From the 812 DEGs, the majority of them were assigned to plant hormone signal transduction and transcription factors (TFs) (Fig. S5 and Table S3). 33 DEGs were involved in phytohormone regulation (Fig. S5A). They were assigned as the auxin (AUX), abscisic acid (ABA), jasmonic acid (JA), cytokinine (CTK), gibberellin (GA), brassinosteroid (BR), ethylene (ETH), and salicylic acid (SA) pathways. Those related to AUX regulation pathway were the most enrichment, suggesting that AUX pathway may play a significant role in carpel petaloid. Notably, only twelve assigned as plant hormone signal transduction by KEGG pathway annotation. Seven of them were shown to be involved in AUX pathway, namely, five AUX/IAA (NNU_05583, NNU_10534, NNU_14285, NNU_19926, and NNU_26265) and two GH3 genes (NNU_08907 and NNU_22327). They were considerably varied in expression in the carpel petaloid group. The expression patterns of five out of seven genes in carpel petaloid group were similar and peaked in petal, while NNU_10534 had an opposite pattern. Interestingly, a gene encoding Indole-3-acetic acid-amido synthetase GH3 (NNU_22327) was highly expressed in carpel petaloid.

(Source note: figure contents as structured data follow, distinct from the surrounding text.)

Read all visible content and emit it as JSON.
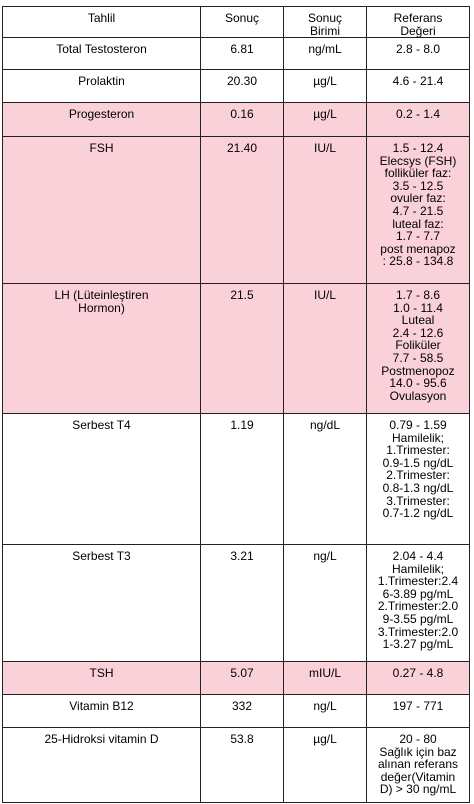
{
  "header": [
    [
      "Tahlil"
    ],
    [
      "Sonuç"
    ],
    [
      "Sonuç",
      "Birimi"
    ],
    [
      "Referans",
      "Değeri"
    ]
  ],
  "rows": [
    {
      "name": [
        "Total Testosteron"
      ],
      "result": "6.81",
      "unit": "ng/mL",
      "reference": [
        "2.8 - 8.0"
      ],
      "highlighted": false
    },
    {
      "name": [
        "Prolaktin"
      ],
      "result": "20.30",
      "unit": "µg/L",
      "reference": [
        "4.6 - 21.4"
      ],
      "highlighted": false
    },
    {
      "name": [
        "Progesteron"
      ],
      "result": "0.16",
      "unit": "µg/L",
      "reference": [
        "0.2 - 1.4"
      ],
      "highlighted": true
    },
    {
      "name": [
        "FSH"
      ],
      "result": "21.40",
      "unit": "IU/L",
      "reference": [
        "1.5 - 12.4",
        "Elecsys (FSH)",
        "folliküler faz:",
        "3.5 - 12.5",
        "ovuler faz:",
        "4.7 - 21.5",
        "luteal faz:",
        "1.7 - 7.7",
        "post menapoz",
        ": 25.8 - 134.8"
      ],
      "highlighted": true
    },
    {
      "name": [
        "LH (Lüteinleştiren",
        "Hormon)"
      ],
      "result": "21.5",
      "unit": "IU/L",
      "reference": [
        "1.7 - 8.6",
        "1.0 - 11.4",
        "Luteal",
        "2.4 - 12.6",
        "Foliküler",
        "7.7 - 58.5",
        "Postmenopoz",
        "14.0 - 95.6",
        "Ovulasyon"
      ],
      "highlighted": true
    },
    {
      "name": [
        "Serbest T4"
      ],
      "result": "1.19",
      "unit": "ng/dL",
      "reference": [
        "0.79 - 1.59",
        "Hamilelik;",
        "1.Trimester:",
        "0.9-1.5 ng/dL",
        "2.Trimester:",
        "0.8-1.3 ng/dL",
        "3.Trimester:",
        "0.7-1.2 ng/dL"
      ],
      "highlighted": false
    },
    {
      "name": [
        "Serbest T3"
      ],
      "result": "3.21",
      "unit": "ng/L",
      "reference": [
        "2.04 - 4.4",
        "Hamilelik;",
        "1.Trimester:2.4",
        "6-3.89 pg/mL",
        "2.Trimester:2.0",
        "9-3.55 pg/mL",
        "3.Trimester:2.0",
        "1-3.27 pg/mL"
      ],
      "highlighted": false
    },
    {
      "name": [
        "TSH"
      ],
      "result": "5.07",
      "unit": "mIU/L",
      "reference": [
        "0.27 - 4.8"
      ],
      "highlighted": true
    },
    {
      "name": [
        "Vitamin B12"
      ],
      "result": "332",
      "unit": "ng/L",
      "reference": [
        "197 - 771"
      ],
      "highlighted": false
    },
    {
      "name": [
        "25-Hidroksi vitamin D"
      ],
      "result": "53.8",
      "unit": "µg/L",
      "reference": [
        "20 - 80",
        "Sağlık için baz",
        "alınan referans",
        "değer(Vitamin",
        "D) > 30 ng/mL"
      ],
      "highlighted": false
    }
  ]
}
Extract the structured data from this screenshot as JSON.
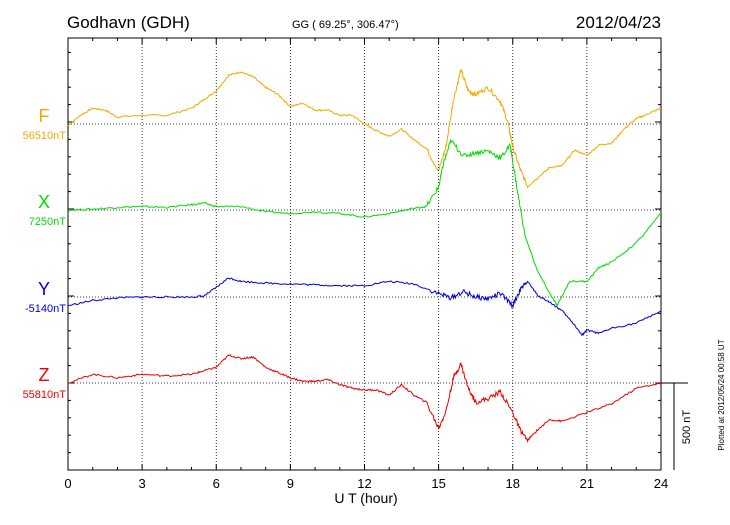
{
  "header": {
    "station": "Godhavn (GDH)",
    "coords": "GG ( 69.25°, 306.47°)",
    "date": "2012/04/23"
  },
  "footer": {
    "plotted": "Plotted at 2012/05/24 00:58 UT"
  },
  "colors": {
    "F": "#f5a800",
    "X": "#00dd00",
    "Y": "#0000dd",
    "Z": "#ee0000"
  },
  "chart_data": {
    "type": "line",
    "xlabel": "U T (hour)",
    "xlim": [
      0,
      24
    ],
    "xticks": [
      0,
      3,
      6,
      9,
      12,
      15,
      18,
      21,
      24
    ],
    "tick_labels": [
      "0",
      "3",
      "6",
      "9",
      "12",
      "15",
      "18",
      "21",
      "24"
    ],
    "scale_bar": {
      "label": "500 nT",
      "value": 500
    },
    "grid": true,
    "series": [
      {
        "name": "F",
        "baseline_label": "56510nT",
        "baseline": 56510,
        "x": [
          0,
          0.5,
          1,
          1.5,
          2,
          3,
          4,
          5,
          5.5,
          6,
          6.5,
          7,
          7.5,
          8,
          8.5,
          9,
          9.5,
          10,
          10.5,
          11,
          11.5,
          12,
          12.5,
          13,
          13.5,
          14,
          14.5,
          15,
          15.3,
          15.6,
          15.9,
          16.2,
          16.5,
          17,
          17.5,
          17.8,
          18,
          18.3,
          18.6,
          19,
          19.5,
          20,
          20.5,
          21,
          21.5,
          22,
          22.5,
          23,
          23.5,
          24
        ],
        "values": [
          56500,
          56560,
          56600,
          56590,
          56550,
          56560,
          56560,
          56600,
          56650,
          56700,
          56790,
          56810,
          56780,
          56720,
          56680,
          56610,
          56630,
          56590,
          56590,
          56560,
          56560,
          56510,
          56470,
          56440,
          56480,
          56420,
          56370,
          56240,
          56380,
          56650,
          56820,
          56700,
          56680,
          56720,
          56640,
          56520,
          56380,
          56250,
          56150,
          56200,
          56260,
          56270,
          56360,
          56330,
          56390,
          56400,
          56480,
          56540,
          56570,
          56600
        ]
      },
      {
        "name": "X",
        "baseline_label": "7250nT",
        "baseline": 7250,
        "x": [
          0,
          1,
          2,
          3,
          4,
          5,
          5.5,
          6,
          7,
          8,
          9,
          10,
          11,
          12,
          13,
          14,
          14.5,
          15,
          15.2,
          15.5,
          16,
          16.5,
          17,
          17.5,
          17.9,
          18.2,
          18.5,
          19,
          19.5,
          19.8,
          20.3,
          21,
          21.5,
          22,
          23,
          24
        ],
        "values": [
          7250,
          7255,
          7265,
          7270,
          7265,
          7280,
          7290,
          7270,
          7270,
          7240,
          7230,
          7240,
          7230,
          7210,
          7230,
          7260,
          7270,
          7380,
          7520,
          7650,
          7560,
          7580,
          7590,
          7550,
          7620,
          7350,
          7100,
          6900,
          6770,
          6700,
          6840,
          6840,
          6920,
          6950,
          7060,
          7230
        ]
      },
      {
        "name": "Y",
        "baseline_label": "-5140nT",
        "baseline": -5140,
        "x": [
          0,
          1,
          2,
          3,
          4,
          5,
          5.5,
          6,
          6.5,
          7,
          8,
          9,
          10,
          11,
          12,
          13,
          14,
          15,
          15.5,
          16,
          16.5,
          17,
          17.5,
          18,
          18.3,
          18.6,
          19,
          19.5,
          20,
          20.5,
          20.8,
          21,
          21.5,
          22,
          23,
          24
        ],
        "values": [
          -5190,
          -5160,
          -5145,
          -5140,
          -5140,
          -5140,
          -5135,
          -5085,
          -5030,
          -5050,
          -5060,
          -5065,
          -5070,
          -5075,
          -5075,
          -5050,
          -5065,
          -5120,
          -5145,
          -5110,
          -5140,
          -5150,
          -5120,
          -5190,
          -5100,
          -5050,
          -5130,
          -5170,
          -5220,
          -5300,
          -5360,
          -5330,
          -5350,
          -5320,
          -5290,
          -5220
        ]
      },
      {
        "name": "Z",
        "baseline_label": "55810nT",
        "baseline": 55810,
        "x": [
          0,
          1,
          2,
          3,
          4,
          5,
          5.5,
          6,
          6.5,
          7,
          7.5,
          8,
          8.5,
          9,
          9.5,
          10,
          10.5,
          11,
          11.5,
          12,
          12.5,
          13,
          13.5,
          14,
          14.5,
          15,
          15.3,
          15.6,
          15.9,
          16.2,
          16.5,
          17,
          17.5,
          18,
          18.3,
          18.6,
          19,
          19.5,
          20,
          21,
          22,
          23,
          24
        ],
        "values": [
          55810,
          55860,
          55840,
          55860,
          55850,
          55860,
          55880,
          55900,
          55970,
          55950,
          55960,
          55900,
          55870,
          55840,
          55820,
          55820,
          55830,
          55800,
          55780,
          55770,
          55770,
          55740,
          55800,
          55740,
          55700,
          55550,
          55650,
          55840,
          55920,
          55780,
          55700,
          55720,
          55760,
          55640,
          55540,
          55480,
          55540,
          55600,
          55590,
          55640,
          55690,
          55780,
          55810
        ]
      }
    ]
  }
}
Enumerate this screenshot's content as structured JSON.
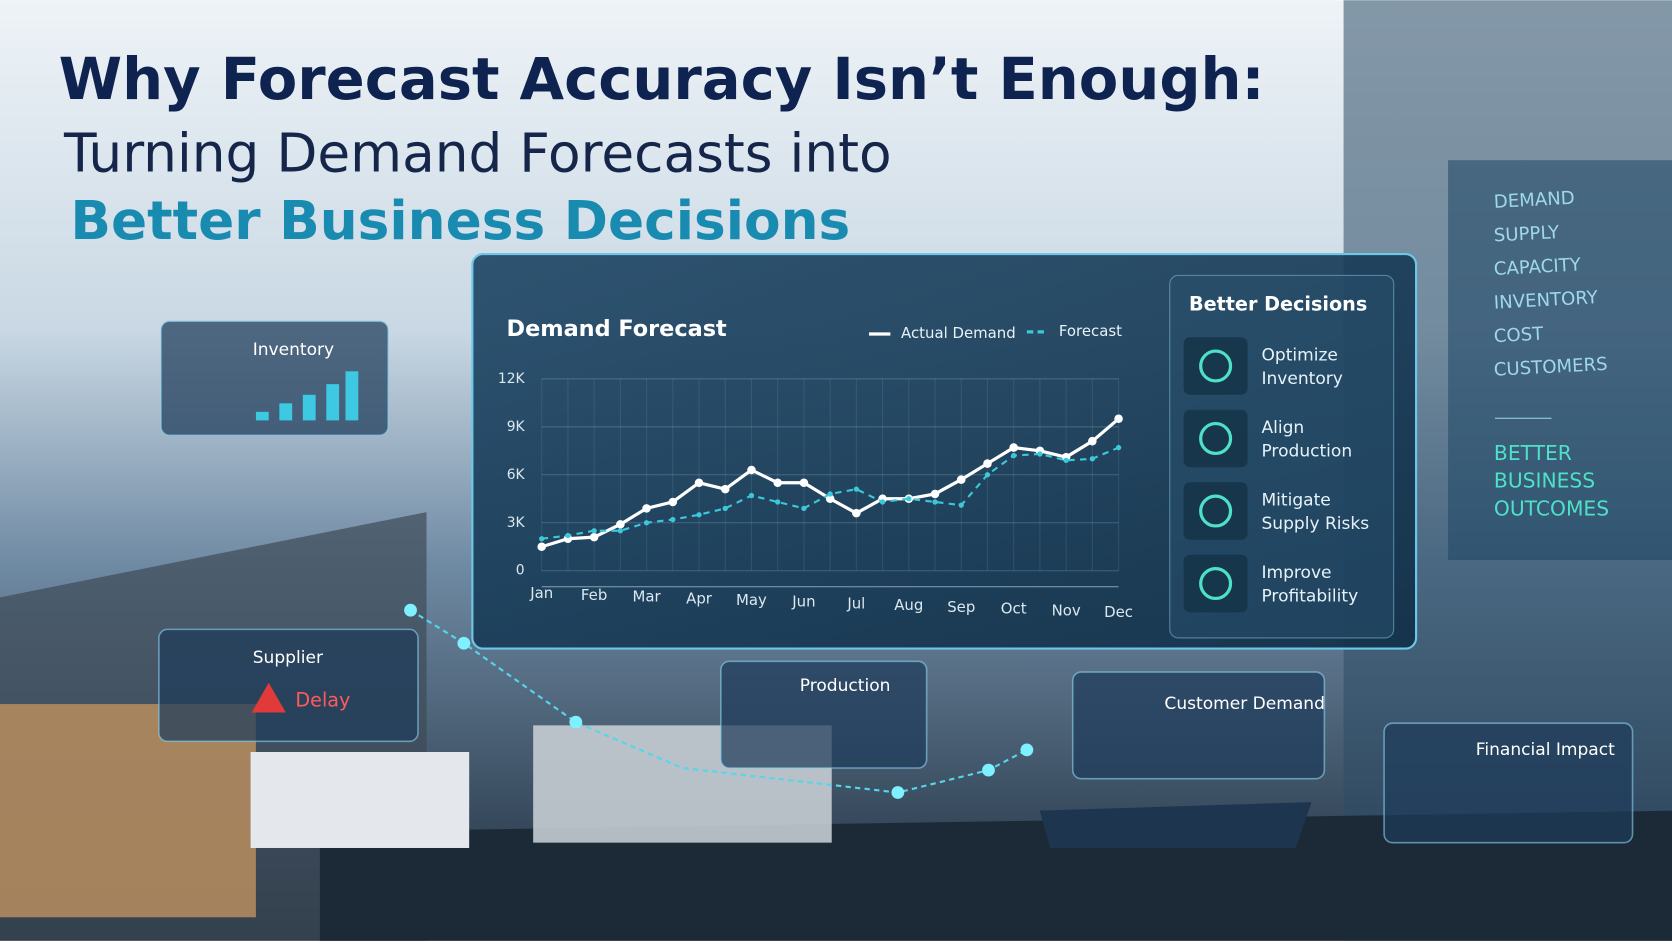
{
  "header": {
    "title": "Why Forecast Accuracy Isn’t Enough:",
    "subtitle": "Turning Demand Forecasts into",
    "highlight": "Better Business Decisions"
  },
  "cards": {
    "inventory": "Inventory",
    "supplier": "Supplier",
    "delay": "Delay",
    "production": "Production",
    "customer_demand": "Customer Demand",
    "financial_impact": "Financial Impact"
  },
  "decisions": {
    "title": "Better Decisions",
    "items": [
      [
        "Optimize",
        "Inventory"
      ],
      [
        "Align",
        "Production"
      ],
      [
        "Mitigate",
        "Supply Risks"
      ],
      [
        "Improve",
        "Profitability"
      ]
    ]
  },
  "side_panel": {
    "items": [
      "DEMAND",
      "SUPPLY",
      "CAPACITY",
      "INVENTORY",
      "COST",
      "CUSTOMERS"
    ],
    "outcome": [
      "BETTER",
      "BUSINESS",
      "OUTCOMES"
    ]
  },
  "chart_data": {
    "type": "line",
    "title": "Demand Forecast",
    "categories": [
      "Jan",
      null,
      "Feb",
      null,
      "Mar",
      null,
      "Apr",
      null,
      "May",
      null,
      "Jun",
      null,
      "Jul",
      null,
      "Aug",
      null,
      "Sep",
      null,
      "Oct",
      null,
      "Nov",
      null,
      "Dec"
    ],
    "series": [
      {
        "name": "Actual Demand",
        "color": "#ffffff",
        "dash": false,
        "values": [
          1500,
          2000,
          2100,
          2900,
          3900,
          4300,
          5500,
          5100,
          6300,
          5500,
          5500,
          4500,
          3600,
          4500,
          4500,
          4800,
          5700,
          6700,
          7700,
          7500,
          7100,
          8100,
          9500
        ]
      },
      {
        "name": "Forecast",
        "color": "#3cc8d8",
        "dash": true,
        "values": [
          2000,
          2200,
          2500,
          2500,
          3000,
          3200,
          3500,
          3900,
          4700,
          4300,
          3900,
          4800,
          5100,
          4300,
          4500,
          4300,
          4100,
          6000,
          7200,
          7300,
          6900,
          7000,
          7700
        ]
      }
    ],
    "ylim": [
      0,
      12000
    ],
    "yticks": [
      0,
      {
        "value": 3000,
        "label": "3K"
      },
      {
        "value": 6000,
        "label": "6K"
      },
      {
        "value": 9000,
        "label": "9K"
      },
      {
        "value": 12000,
        "label": "12K"
      }
    ],
    "grid": true
  }
}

In our data, there were 47 TFs out of the 812 DEGs in the pair comparison of the carpel petaloid group (Fig. S5B). Interestingly, five DEGs encoding MADS-box domain were found. Four of them were belonged to classical ABC model. They were three class B genes included NNU_02674 (PI), NNU_08090 (AP3), and NNU_23351 (AP3). Additionally, NNU_10192 being an AG homologue gene, a member of Class C members had interesting expression patterns revealed by the FPKM value via transcriptome profiling in different floral organs (Fig. 6). NNU_10192 and NNU_26656 encoding for floral homeotic AG gene were found to have the lowest expression in petal compared with other flower tissues. In contrast, A class genes (NNU_04430, NNU_17043, and NNU_13608) and B class genes (NNU_08090, NNU_23351, and NNU_02674) expressed higher in petal. Additionally, based on the expression profiles (Fig. 6), A class genes, AP1-like (NNU_04430) and AP2-like (NNU_17043) had a similar expression, being down-regulated in C vs Cp and St vs Sp. C class genes (NNU_10192 and NNU_26656) showed the opposite expression.
Weighted genes co-expression network analysis (WGCNA)
To identify the patterns of gene expression in petaloid process, WGCNA was performed for analyzing weighted gene co-expression network aimed at further understanding the floral organ formation in lotus. Six modules were obtained, including grey, green, turquoise, yellow, blue, and brown (Fig. 7A). Thereinto, the grey module was a collection of genes that could not be assembled into other modules and had 836 genes. There were 1185, 7527, 1857, 3615 and 2595 genes in green, turquoise, yellow, blue, and brown module, respectively. The green module was found to be related to carpel petaloid, of which module-trait relationships value was 0.96 (Fig. 7A and B). 360 hub genes (module-trait relationships value > 0.9) were selected of which 81 genes were both hub genes and DEGs (Fig. 7C). Among them, 37 genes (log2FC > 5 or < -5) were chosen as candidate genes including five transcription factors COL16 (NNU_00499), bHLH51 (NNU_13078), MYB38 (NNU_19814), GATA9 (NNU_23627), and bHLH35 (NNU_26108) (Fig. 7D). One of them is related to plant auxin gene GH3 (NNU_22327). Additionally, other three genes including NNU_01046, NNU_12218, and NNU_21373 are the members of P450 family.